E. Melville DuPorte was born on the Island of Nevis, British West Indies and attended Macdonald College in 1911, where he remained for the next 70 years. In the early 1920s, he became the first person of African descent to teach at McGill.
DuPorte’s achievements in entomology are numerous. He spearheaded the establishment of the Institute of Parasitology at McGill’s Macdonald Campus, which still today works worldwide with governments and agro-producers to eradicate plant, animal and human parasites. He had taught more than half the practicing entomologists in Canada by the time of his retirement in 1957, led the university’s Entomology Department, and published the Manual of Insect Morphology, which is now a classic text book.
Despite his achievements, recognition came slowly.
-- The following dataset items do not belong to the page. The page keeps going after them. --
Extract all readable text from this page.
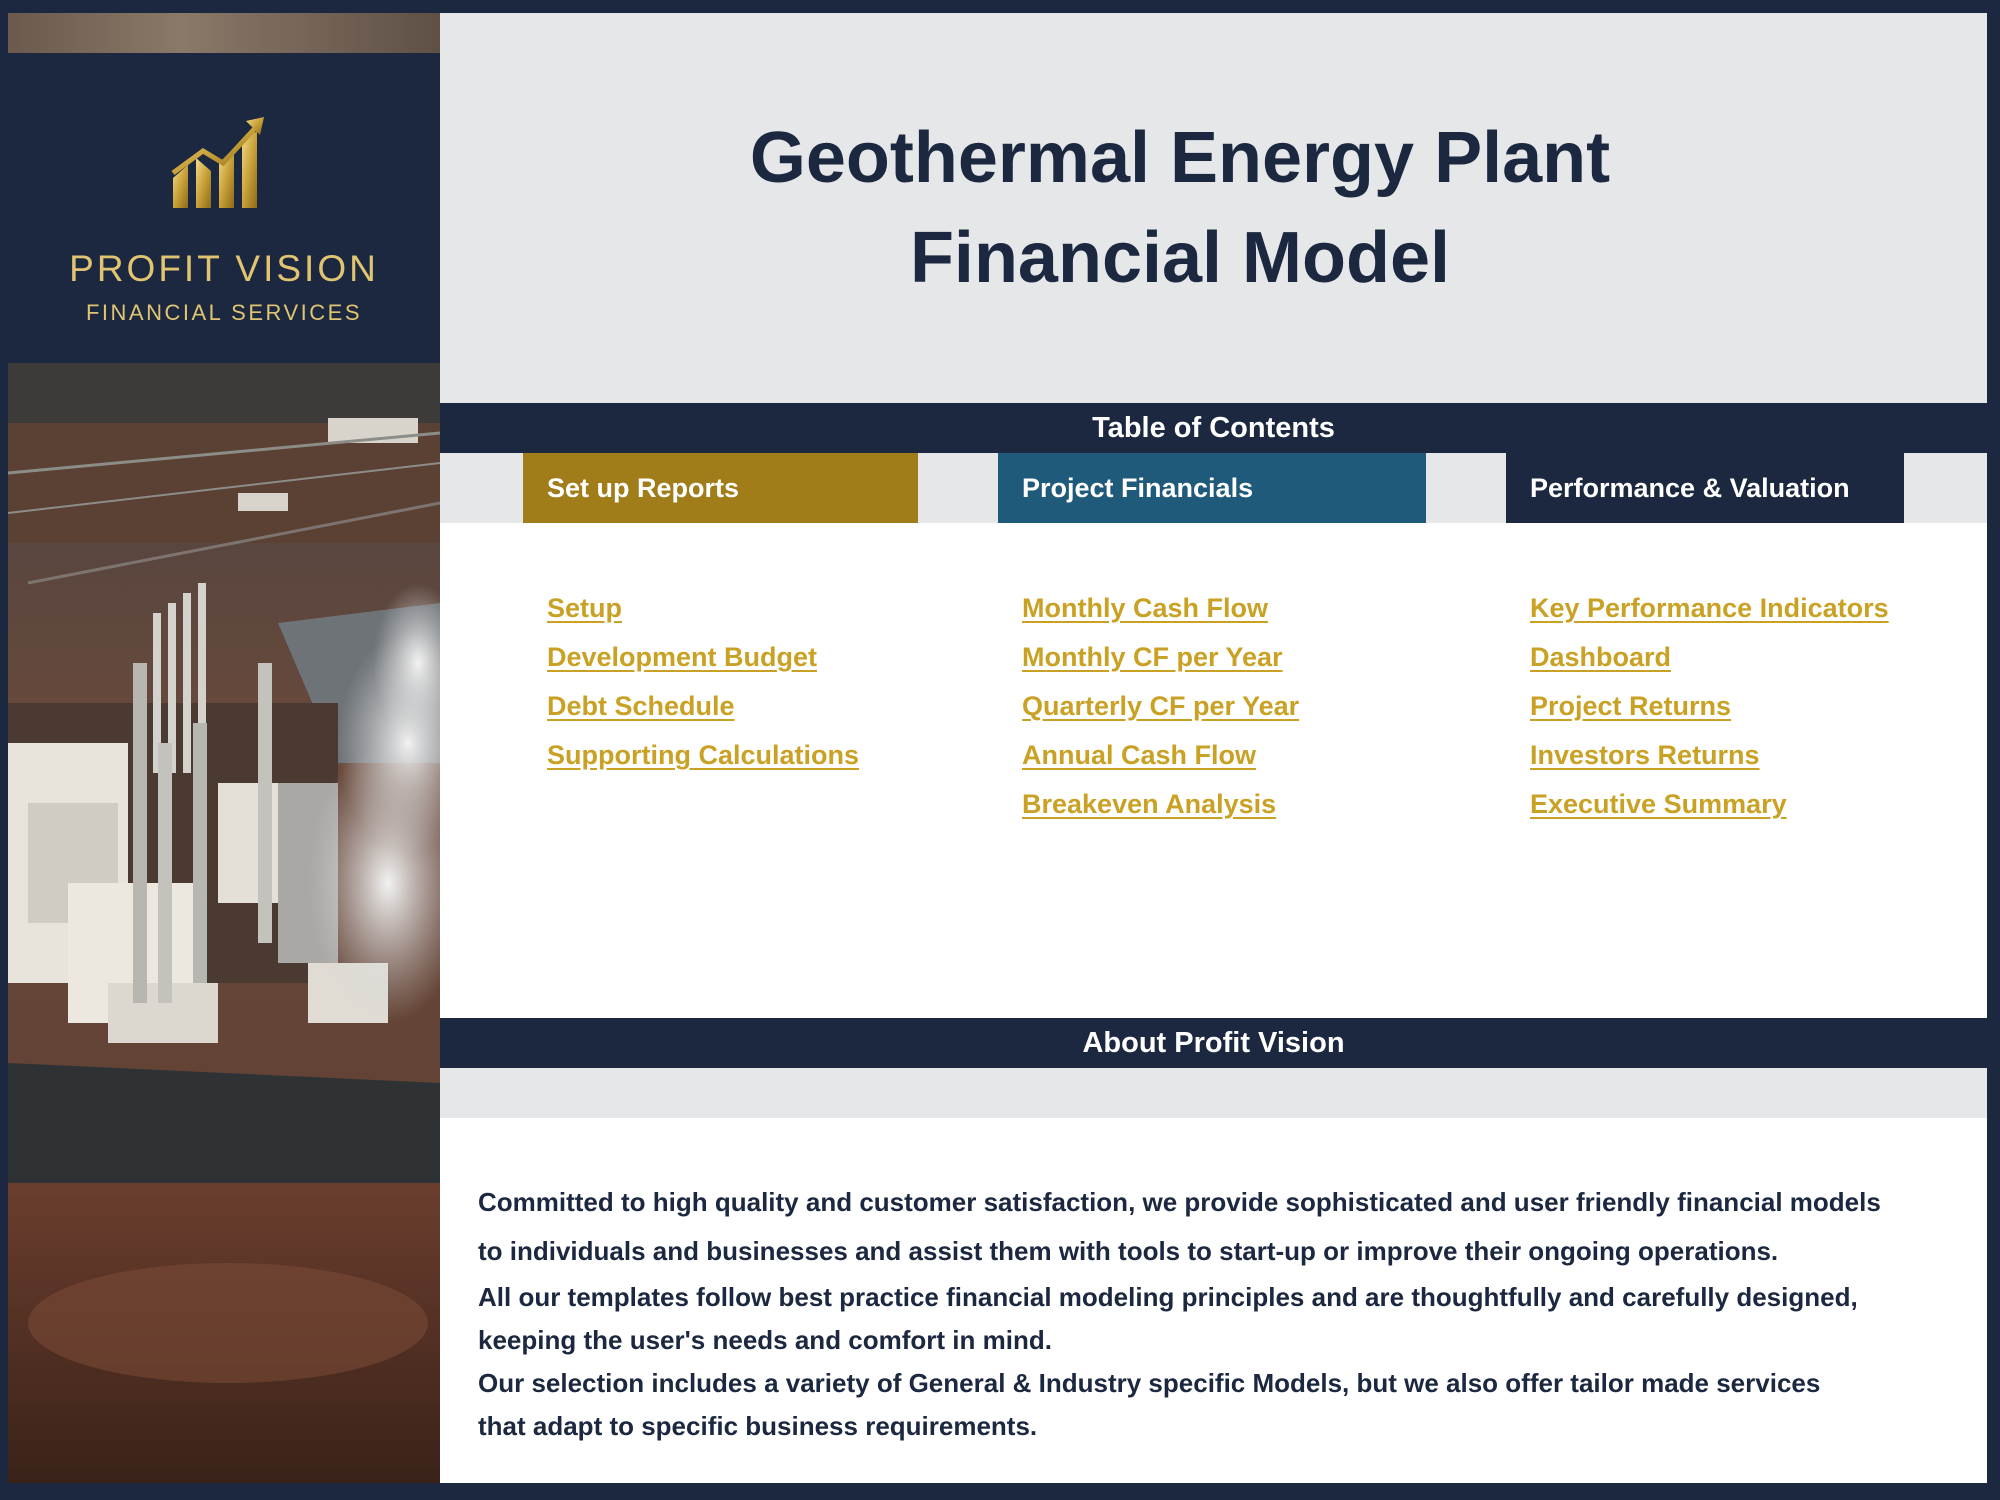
PROFIT VISION
FINANCIAL SERVICES
Geothermal Energy Plant
Financial Model
Table of Contents
Set up Reports	Project Financials	Performance & Valuation
Setup
Development Budget
Debt Schedule
Supporting Calculations
Monthly Cash Flow
Monthly CF per Year
Quarterly CF per Year
Annual Cash Flow
Breakeven Analysis
Key Performance Indicators
Dashboard
Project Returns
Investors Returns
Executive Summary
About Profit Vision

Committed to high quality and customer satisfaction, we provide sophisticated and user friendly financial models

to individuals and businesses and assist them with tools to start-up or improve their ongoing operations.

All our templates follow best practice financial modeling principles and are thoughtfully and carefully designed,

keeping the user's needs and comfort in mind.

Our selection includes a variety of General & Industry specific Models, but we also offer tailor made services

that adapt to specific business requirements.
It was only through extreme perseverance that he was able to break through racial barriers and achieve international stature in his profession.
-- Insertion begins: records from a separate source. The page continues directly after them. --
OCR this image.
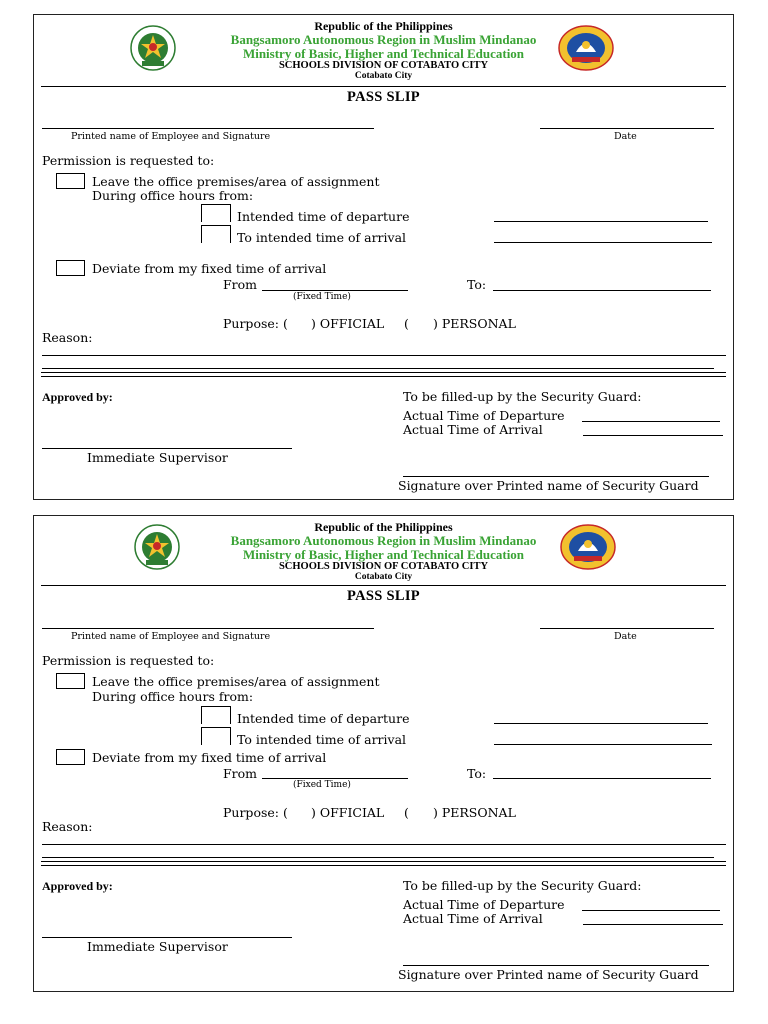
Republic of the Philippines
Bangsamoro Autonomous Region in Muslim Mindanao
Ministry of Basic, Higher and Technical Education
SCHOOLS DIVISION OF COTABATO CITY
Cotabato City
PASS SLIP
Printed name of Employee and Signature	Date
Permission is requested to:
Leave the office premises/area of assignment
During office hours from:
Intended time of departure
To intended time of arrival
Deviate from my fixed time of arrival
From	To:
(Fixed Time)
Purpose: ( ) OFFICIAL ( ) PERSONAL
Reason:
Approved by:	To be filled-up by the Security Guard:
Actual Time of Departure
Actual Time of Arrival
Immediate Supervisor
Signature over Printed name of Security Guard
Republic of the Philippines
Bangsamoro Autonomous Region in Muslim Mindanao
Ministry of Basic, Higher and Technical Education
SCHOOLS DIVISION OF COTABATO CITY
Cotabato City
PASS SLIP
Printed name of Employee and Signature	Date
Permission is requested to:
Leave the office premises/area of assignment
During office hours from:
Intended time of departure
To intended time of arrival
Deviate from my fixed time of arrival
From	To:
(Fixed Time)
Purpose: ( ) OFFICIAL ( ) PERSONAL
Reason:
Approved by:	To be filled-up by the Security Guard:
Actual Time of Departure
Actual Time of Arrival
Immediate Supervisor
Signature over Printed name of Security Guard
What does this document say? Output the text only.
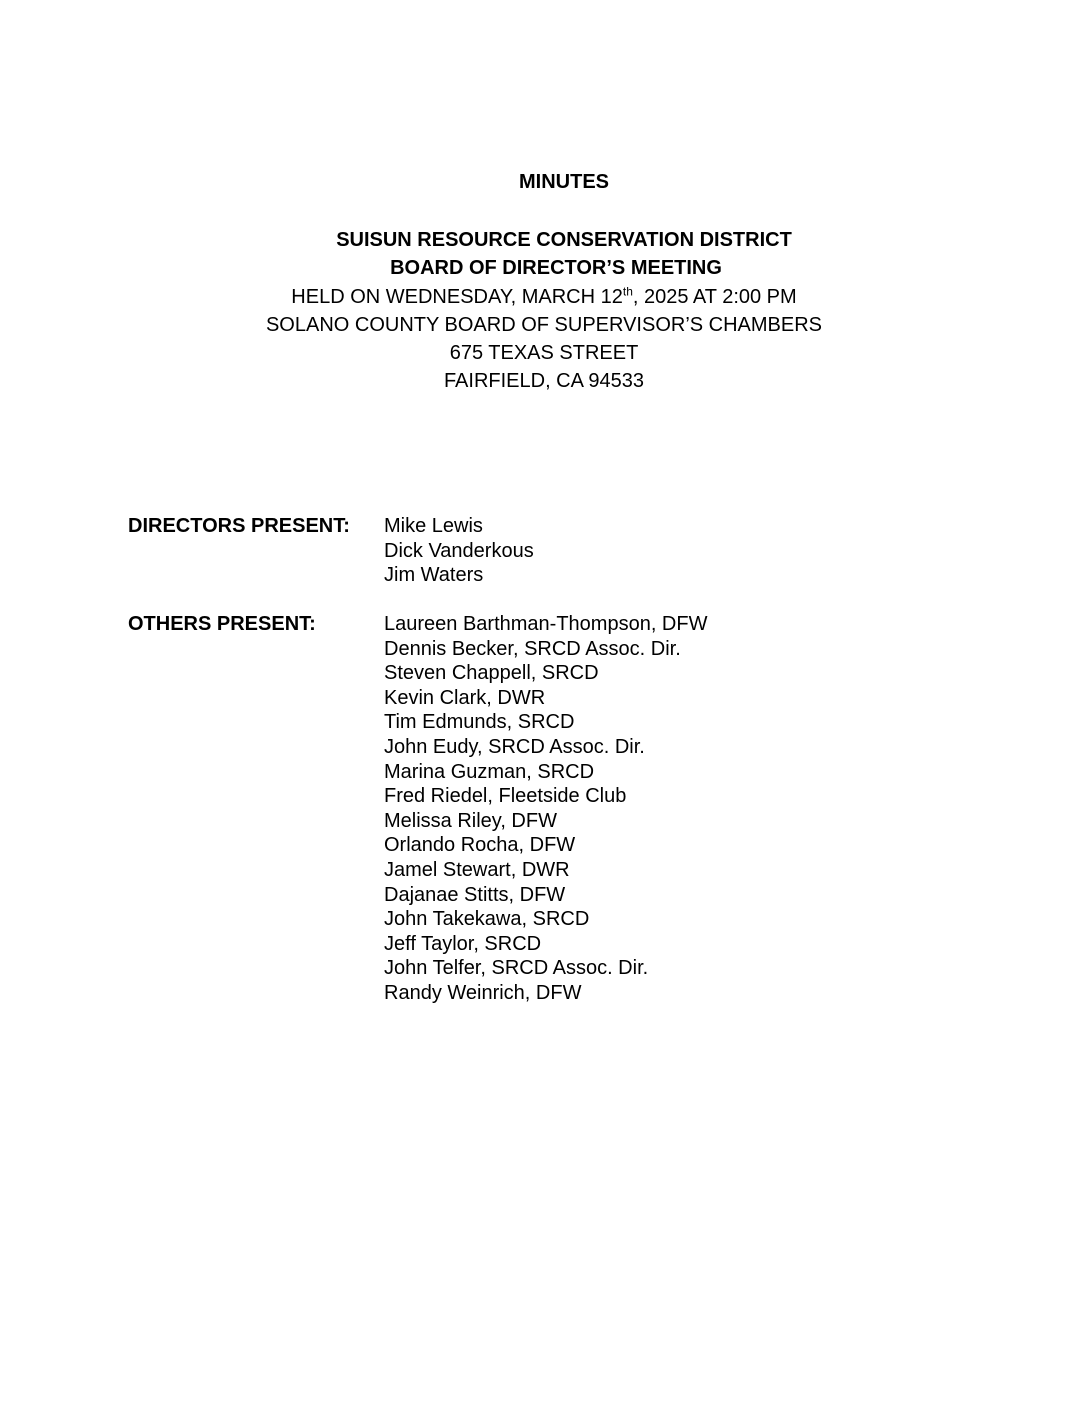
MINUTES
SUISUN RESOURCE CONSERVATION DISTRICT
BOARD OF DIRECTOR’S MEETING
HELD ON WEDNESDAY, MARCH 12th, 2025 AT 2:00 PM
SOLANO COUNTY BOARD OF SUPERVISOR’S CHAMBERS
675 TEXAS STREET
FAIRFIELD, CA 94533
DIRECTORS PRESENT:	Mike Lewis
Dick Vanderkous
Jim Waters
OTHERS PRESENT:	Laureen Barthman-Thompson, DFW
Dennis Becker, SRCD Assoc. Dir.
Steven Chappell, SRCD
Kevin Clark, DWR
Tim Edmunds, SRCD
John Eudy, SRCD Assoc. Dir.
Marina Guzman, SRCD
Fred Riedel, Fleetside Club
Melissa Riley, DFW
Orlando Rocha, DFW
Jamel Stewart, DWR
Dajanae Stitts, DFW
John Takekawa, SRCD
Jeff Taylor, SRCD
John Telfer, SRCD Assoc. Dir.
Randy Weinrich, DFW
“I had always hoped that many more Canadians would be able to learn about the long history of Blacks in Canada and their outstanding contributions in the face of great adversity,” said Dr. Dorothy Williams, historian, author and proponent for DuPorte’s designation. “Ernest Melville DuPorte’s life exemplifies this dichotomy of being Black in Canada. Outstanding scientist, scholar and a teacher of repute, DuPorte was a Canadian pioneer and I hope that his commemoration will spur Black youth to excel further in whatever endeavours they choose.”
Created in 1919, the Historic Sites and Monuments Board of Canada advises the Minister of the Environment and Minister responsible for Parks Canada regarding the national historic significance of places, people and events that have marked Canada’s history. Parks Canada manages a nation-wide network of national historic sites that make up the rich tapestry of Canada’s cultural heritage and which offers visitors the opportunity for real and inspiring discoveries.